Pricing AI content generation

Steven Forth is a Managing Partner at Ibbaka. See his Skill Profile on Ibbaka Talent.

Pricing and Innovation

A series of three posts on why and how value and pricing experts can get involved in innovation.

Part 1 When should pricing get involved in innovation

Part 2 Pricing innovation and value drivers

Part 3 Pricing AI content generation (this post)

Pricing AI content generation

In the first two posts in this series, we provided some framing for how pricing and value management can contribute to innovation. Let’s look at a concrete example, AI content generation. There has been a lot of investment into content generation AIs and in the summer of 2022 there was an explosion in applications and interest. With interest came use. With use came a rapid improvement in quality. Now people have started to ask ‘How can these things make money?’

Generative adversarial networks and AI content generation

Over the past two years AI content generation has taken off and is now being used to write articles, compose music, lay soundtracks onto videos and, over the past few months, to generate images from text strings. In this post, we focus on the last of these, AI image generation, to see how one might monetize these hugely popular apps.

The Parallel Hypothesis:

If one can use AI to describe or categorize a piece of content you can use AI to generate similar content.

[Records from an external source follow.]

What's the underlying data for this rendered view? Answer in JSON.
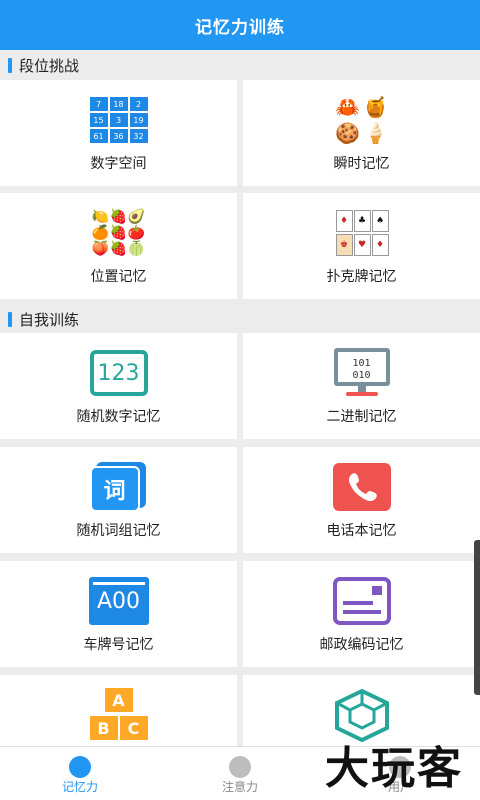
{
  "header": {
    "title": "记忆力训练"
  },
  "sections": [
    {
      "title": "段位挑战"
    },
    {
      "title": "自我训练"
    }
  ],
  "cards": {
    "number_space": {
      "label": "数字空间",
      "grid": [
        "7",
        "18",
        "2",
        "15",
        "3",
        "19",
        "61",
        "36",
        "32"
      ]
    },
    "instant_memory": {
      "label": "瞬时记忆",
      "icon": "food-icons"
    },
    "position_memory": {
      "label": "位置记忆",
      "icon": "fruit-icons"
    },
    "poker_memory": {
      "label": "扑克牌记忆",
      "icon": "playing-cards-icon"
    },
    "random_number": {
      "label": "随机数字记忆",
      "icon_text": "123"
    },
    "binary": {
      "label": "二进制记忆",
      "icon_text_1": "101",
      "icon_text_2": "010"
    },
    "random_words": {
      "label": "随机词组记忆",
      "icon_text": "词"
    },
    "phonebook": {
      "label": "电话本记忆",
      "icon": "phone-icon"
    },
    "license_plate": {
      "label": "车牌号记忆",
      "icon_text": "A00"
    },
    "postal_code": {
      "label": "邮政编码记忆",
      "icon": "envelope-icon"
    },
    "abc_blocks": {
      "letters": [
        "A",
        "B",
        "C"
      ]
    },
    "box_3d": {
      "icon": "3d-box-icon"
    }
  },
  "bottom_nav": [
    {
      "label": "记忆力",
      "active": true
    },
    {
      "label": "注意力",
      "active": false
    },
    {
      "label": "用户",
      "active": false
    }
  ],
  "watermark": "大玩客",
  "colors": {
    "primary": "#2196f3",
    "teal": "#26a69a",
    "red": "#ef5350",
    "purple": "#7e57c2",
    "orange": "#ffa726"
  }
}
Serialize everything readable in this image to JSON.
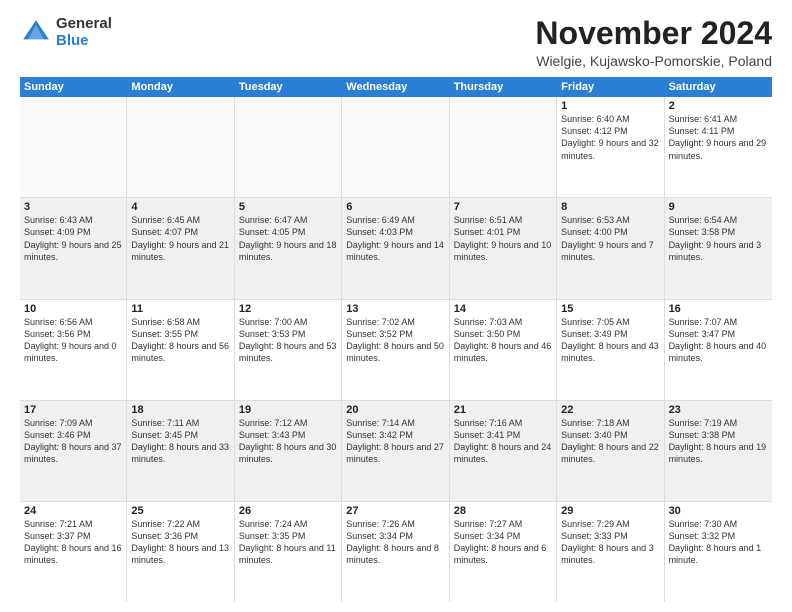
{
  "logo": {
    "general": "General",
    "blue": "Blue"
  },
  "title": "November 2024",
  "location": "Wielgie, Kujawsko-Pomorskie, Poland",
  "days": [
    "Sunday",
    "Monday",
    "Tuesday",
    "Wednesday",
    "Thursday",
    "Friday",
    "Saturday"
  ],
  "rows": [
    [
      {
        "day": "",
        "info": ""
      },
      {
        "day": "",
        "info": ""
      },
      {
        "day": "",
        "info": ""
      },
      {
        "day": "",
        "info": ""
      },
      {
        "day": "",
        "info": ""
      },
      {
        "day": "1",
        "info": "Sunrise: 6:40 AM\nSunset: 4:12 PM\nDaylight: 9 hours and 32 minutes."
      },
      {
        "day": "2",
        "info": "Sunrise: 6:41 AM\nSunset: 4:11 PM\nDaylight: 9 hours and 29 minutes."
      }
    ],
    [
      {
        "day": "3",
        "info": "Sunrise: 6:43 AM\nSunset: 4:09 PM\nDaylight: 9 hours and 25 minutes."
      },
      {
        "day": "4",
        "info": "Sunrise: 6:45 AM\nSunset: 4:07 PM\nDaylight: 9 hours and 21 minutes."
      },
      {
        "day": "5",
        "info": "Sunrise: 6:47 AM\nSunset: 4:05 PM\nDaylight: 9 hours and 18 minutes."
      },
      {
        "day": "6",
        "info": "Sunrise: 6:49 AM\nSunset: 4:03 PM\nDaylight: 9 hours and 14 minutes."
      },
      {
        "day": "7",
        "info": "Sunrise: 6:51 AM\nSunset: 4:01 PM\nDaylight: 9 hours and 10 minutes."
      },
      {
        "day": "8",
        "info": "Sunrise: 6:53 AM\nSunset: 4:00 PM\nDaylight: 9 hours and 7 minutes."
      },
      {
        "day": "9",
        "info": "Sunrise: 6:54 AM\nSunset: 3:58 PM\nDaylight: 9 hours and 3 minutes."
      }
    ],
    [
      {
        "day": "10",
        "info": "Sunrise: 6:56 AM\nSunset: 3:56 PM\nDaylight: 9 hours and 0 minutes."
      },
      {
        "day": "11",
        "info": "Sunrise: 6:58 AM\nSunset: 3:55 PM\nDaylight: 8 hours and 56 minutes."
      },
      {
        "day": "12",
        "info": "Sunrise: 7:00 AM\nSunset: 3:53 PM\nDaylight: 8 hours and 53 minutes."
      },
      {
        "day": "13",
        "info": "Sunrise: 7:02 AM\nSunset: 3:52 PM\nDaylight: 8 hours and 50 minutes."
      },
      {
        "day": "14",
        "info": "Sunrise: 7:03 AM\nSunset: 3:50 PM\nDaylight: 8 hours and 46 minutes."
      },
      {
        "day": "15",
        "info": "Sunrise: 7:05 AM\nSunset: 3:49 PM\nDaylight: 8 hours and 43 minutes."
      },
      {
        "day": "16",
        "info": "Sunrise: 7:07 AM\nSunset: 3:47 PM\nDaylight: 8 hours and 40 minutes."
      }
    ],
    [
      {
        "day": "17",
        "info": "Sunrise: 7:09 AM\nSunset: 3:46 PM\nDaylight: 8 hours and 37 minutes."
      },
      {
        "day": "18",
        "info": "Sunrise: 7:11 AM\nSunset: 3:45 PM\nDaylight: 8 hours and 33 minutes."
      },
      {
        "day": "19",
        "info": "Sunrise: 7:12 AM\nSunset: 3:43 PM\nDaylight: 8 hours and 30 minutes."
      },
      {
        "day": "20",
        "info": "Sunrise: 7:14 AM\nSunset: 3:42 PM\nDaylight: 8 hours and 27 minutes."
      },
      {
        "day": "21",
        "info": "Sunrise: 7:16 AM\nSunset: 3:41 PM\nDaylight: 8 hours and 24 minutes."
      },
      {
        "day": "22",
        "info": "Sunrise: 7:18 AM\nSunset: 3:40 PM\nDaylight: 8 hours and 22 minutes."
      },
      {
        "day": "23",
        "info": "Sunrise: 7:19 AM\nSunset: 3:38 PM\nDaylight: 8 hours and 19 minutes."
      }
    ],
    [
      {
        "day": "24",
        "info": "Sunrise: 7:21 AM\nSunset: 3:37 PM\nDaylight: 8 hours and 16 minutes."
      },
      {
        "day": "25",
        "info": "Sunrise: 7:22 AM\nSunset: 3:36 PM\nDaylight: 8 hours and 13 minutes."
      },
      {
        "day": "26",
        "info": "Sunrise: 7:24 AM\nSunset: 3:35 PM\nDaylight: 8 hours and 11 minutes."
      },
      {
        "day": "27",
        "info": "Sunrise: 7:26 AM\nSunset: 3:34 PM\nDaylight: 8 hours and 8 minutes."
      },
      {
        "day": "28",
        "info": "Sunrise: 7:27 AM\nSunset: 3:34 PM\nDaylight: 8 hours and 6 minutes."
      },
      {
        "day": "29",
        "info": "Sunrise: 7:29 AM\nSunset: 3:33 PM\nDaylight: 8 hours and 3 minutes."
      },
      {
        "day": "30",
        "info": "Sunrise: 7:30 AM\nSunset: 3:32 PM\nDaylight: 8 hours and 1 minute."
      }
    ]
  ]
}
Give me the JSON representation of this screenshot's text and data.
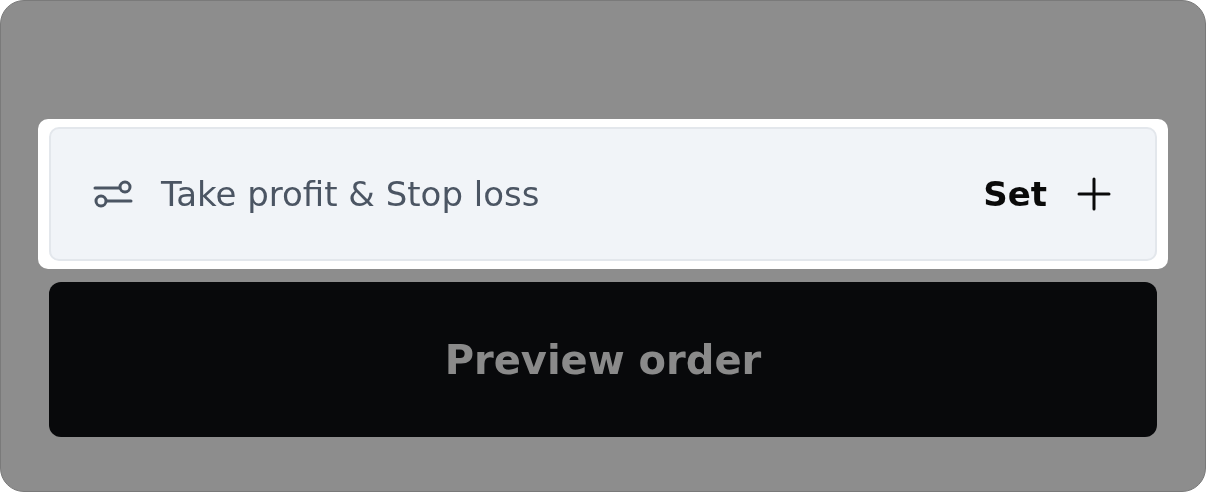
{
  "tp_sl_row": {
    "label": "Take profit & Stop loss",
    "action": "Set",
    "highlighted": true
  },
  "preview_button": {
    "label": "Preview order",
    "disabled": true
  }
}
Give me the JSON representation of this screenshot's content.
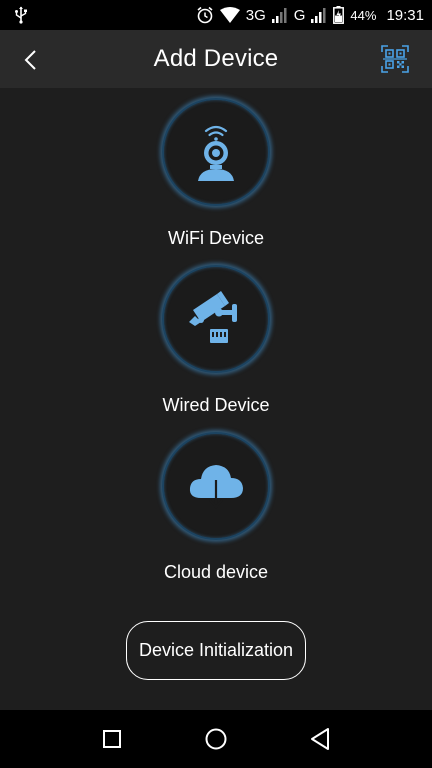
{
  "status_bar": {
    "network": "3G",
    "network2": "G",
    "battery": "44%",
    "time": "19:31"
  },
  "header": {
    "title": "Add Device"
  },
  "options": [
    {
      "label": "WiFi Device",
      "icon": "wifi-camera-icon"
    },
    {
      "label": "Wired Device",
      "icon": "wired-camera-icon"
    },
    {
      "label": "Cloud device",
      "icon": "cloud-download-icon"
    }
  ],
  "init_button": {
    "label": "Device Initialization"
  },
  "colors": {
    "accent": "#6fb3e8",
    "background": "#1e1e1e",
    "header": "#2a2a2a"
  }
}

Some people have been surprised that deep learning AIs are so good at content generation, but this is part of their underlying logic. An example of this is GANs or Generative Adversarial Networks. A GAN is two AIs that compete with each other, one to generate content and one to tell ‘real’ content from ‘fake’ content.

The Generator generates content, its job is to fool another AI whose job it is to discriminate real images from images created by the Generator, this second AI is the Discriminator. In a GAN, the Generator and Discriminator compete with each other and both get better.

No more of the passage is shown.